Production Agent Builder

Dev Tools

Structured 8-step framework for building production AI agents. Use when designing a new AI agent, planning agent architecture, building an automated workflow, or reviewing an existing agent's design. Covers task selection, step mapping, I/O specification, system prompt writing, memory design, safeguards, interface choice, and testing. Triggers on "build an agent", "design an agent", "agent architecture", "create an AI workflow", "production agent", "agent planning", "how to build an agent".

Install

openclaw skills install production-agent-builder

AI Agent Builder

Structured framework for building AI agents that work in production. Based on the Storm & Storm methodology.

When to Use

  • Designing a new AI agent from scratch
  • Planning architecture for an automated workflow
  • Reviewing or improving an existing agent's design
  • Teaching someone how to build agents

The 8-Step Process

Follow these steps in order. Each step has a clear goal and concrete deliverables.

Step 1: Choose a Task

Pick ONE painful, repeating workflow. Not "AI in general."
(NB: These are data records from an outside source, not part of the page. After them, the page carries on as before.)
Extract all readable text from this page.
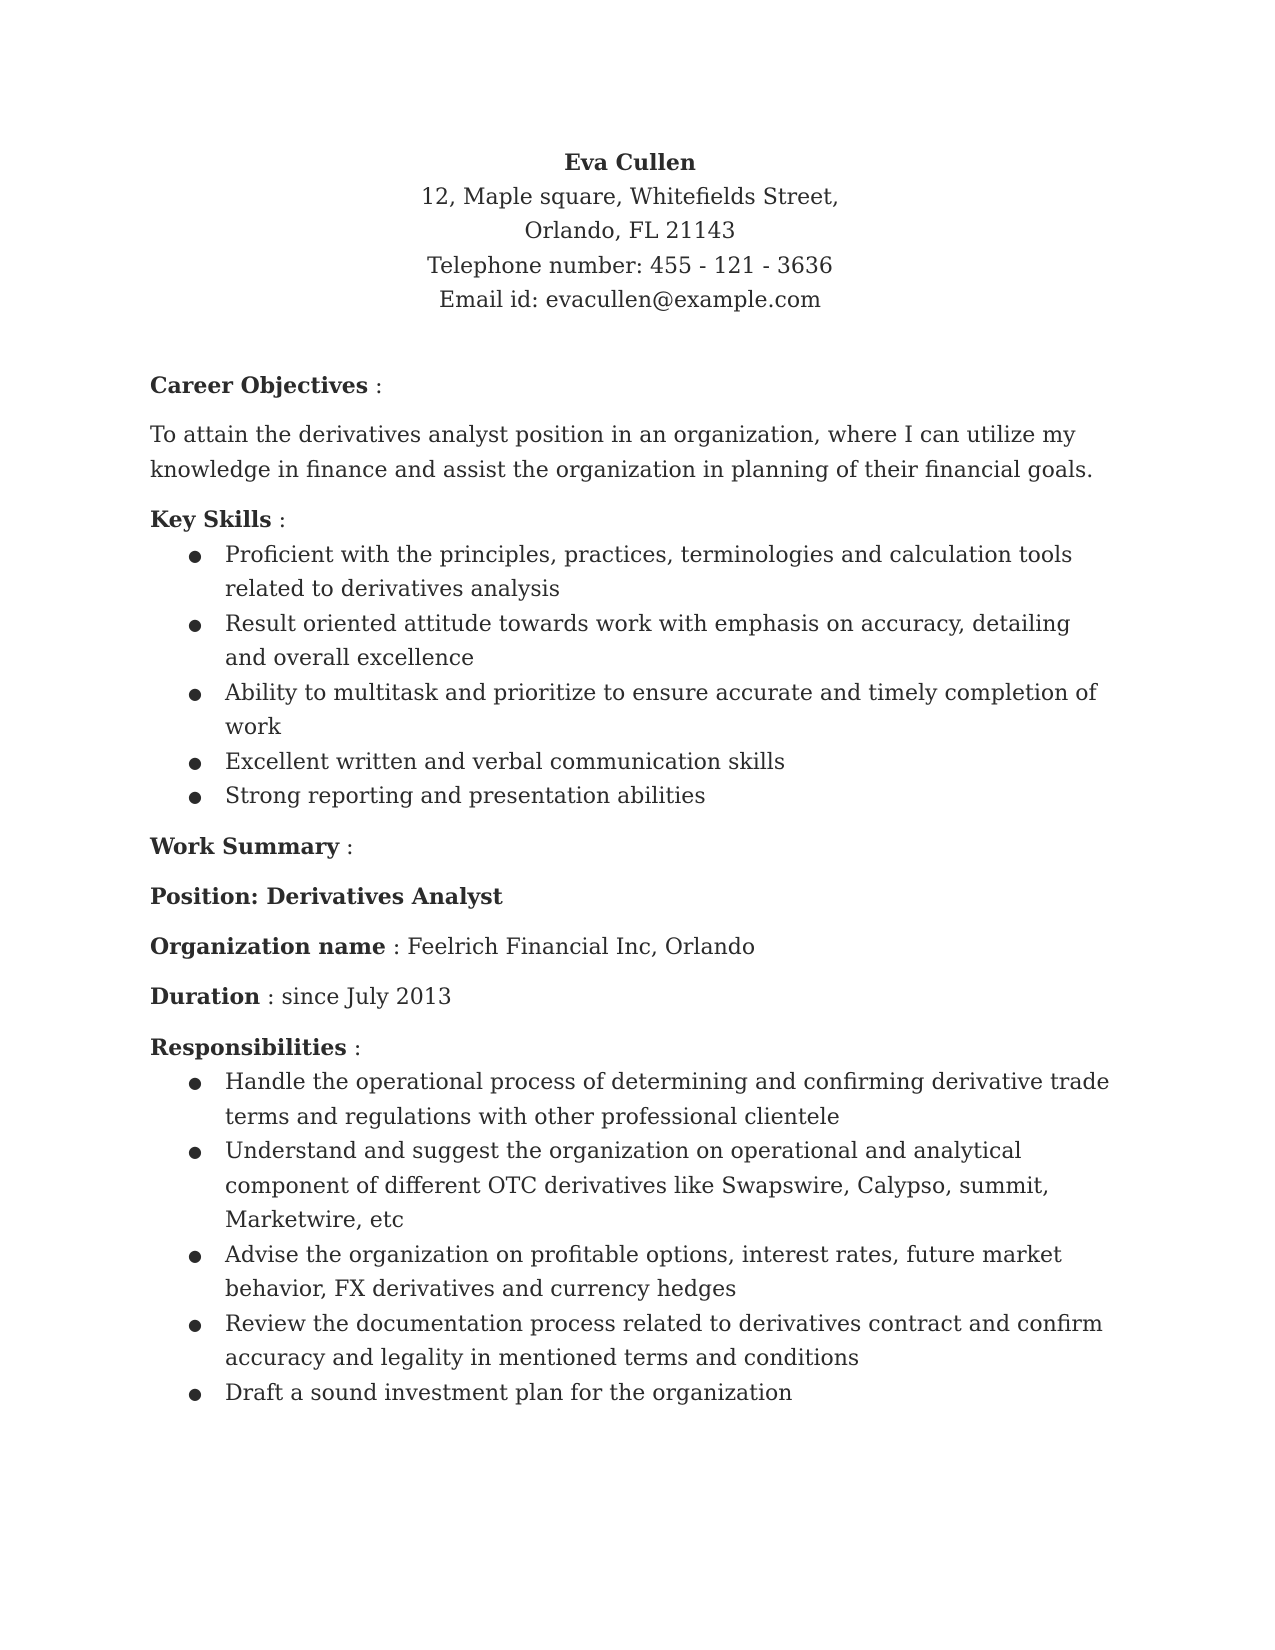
Eva Cullen
12, Maple square, Whitefields Street,
Orlando, FL 21143
Telephone number: 455 - 121 - 3636
Email id: evacullen@example.com

Career Objectives :

To attain the derivatives analyst position in an organization, where I can utilize my knowledge in finance and assist the organization in planning of their financial goals.

Key Skills :

● Proficient with the principles, practices, terminologies and calculation tools related to derivatives analysis
● Result oriented attitude towards work with emphasis on accuracy, detailing and overall excellence
● Ability to multitask and prioritize to ensure accurate and timely completion of work
● Excellent written and verbal communication skills
● Strong reporting and presentation abilities

Work Summary :

Position: Derivatives Analyst

Organization name : Feelrich Financial Inc, Orlando

Duration : since July 2013

Responsibilities :

● Handle the operational process of determining and confirming derivative trade terms and regulations with other professional clientele
● Understand and suggest the organization on operational and analytical component of different OTC derivatives like Swapswire, Calypso, summit, Marketwire, etc
● Advise the organization on profitable options, interest rates, future market behavior, FX derivatives and currency hedges
● Review the documentation process related to derivatives contract and confirm accuracy and legality in mentioned terms and conditions
● Draft a sound investment plan for the organization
  • Must be repeatable (weekly+), follow steps, have clear I/O
  • Define success: "Given X, the agent should output Y so that Z happens."

Step 2: Map the Steps

Break the task into 4–7 steps: INPUT → ACTIONS → DECISION → OUTPUT

  • Classify each step: ⚖️ pure rules | 📖 heavy reading/writing | 🎯 judgement calls
  • Choose infrastructure (no-code vs dev-friendly)
  • You need: strong model + tool calling + basic logs

Step 3: Specify Inputs, Outputs & Tools

Treat the agent like an API, not a chatbot.
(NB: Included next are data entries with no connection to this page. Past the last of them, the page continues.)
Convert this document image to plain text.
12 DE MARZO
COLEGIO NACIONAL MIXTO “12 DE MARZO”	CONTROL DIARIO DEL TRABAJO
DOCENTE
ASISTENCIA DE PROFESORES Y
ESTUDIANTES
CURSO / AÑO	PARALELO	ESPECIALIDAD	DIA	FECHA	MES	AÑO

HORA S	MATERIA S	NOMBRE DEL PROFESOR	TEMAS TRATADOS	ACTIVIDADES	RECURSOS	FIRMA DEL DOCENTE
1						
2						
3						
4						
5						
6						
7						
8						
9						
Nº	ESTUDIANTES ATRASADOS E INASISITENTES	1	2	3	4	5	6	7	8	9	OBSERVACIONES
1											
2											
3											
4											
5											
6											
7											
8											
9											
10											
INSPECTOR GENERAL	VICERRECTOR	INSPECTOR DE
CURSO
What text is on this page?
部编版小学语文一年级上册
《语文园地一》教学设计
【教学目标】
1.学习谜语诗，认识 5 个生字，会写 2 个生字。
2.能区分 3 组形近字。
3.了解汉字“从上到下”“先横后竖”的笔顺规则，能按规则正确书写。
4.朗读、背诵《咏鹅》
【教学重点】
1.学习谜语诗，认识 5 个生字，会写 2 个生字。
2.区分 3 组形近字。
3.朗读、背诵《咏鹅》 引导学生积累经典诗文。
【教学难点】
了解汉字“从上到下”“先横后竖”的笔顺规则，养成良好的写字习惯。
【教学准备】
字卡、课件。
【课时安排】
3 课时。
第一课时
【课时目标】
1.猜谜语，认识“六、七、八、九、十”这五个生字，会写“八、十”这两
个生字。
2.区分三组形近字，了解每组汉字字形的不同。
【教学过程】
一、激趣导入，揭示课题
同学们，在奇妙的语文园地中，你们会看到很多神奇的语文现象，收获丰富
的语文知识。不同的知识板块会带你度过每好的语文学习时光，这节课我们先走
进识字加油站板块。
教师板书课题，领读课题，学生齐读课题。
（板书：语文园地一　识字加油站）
  • Define required input fields (text, file, URL, ID)
  • Define structured outputs (JSON/template the system can trust)
  • Attach tools: data (search/DB/CRM), action (email/Slack/tasks), orchestration (schedulers/webhooks/queues)

Step 4: Write the System Prompt

Create a clear role with: role definition, boundaries, style, 1–2 example conversations.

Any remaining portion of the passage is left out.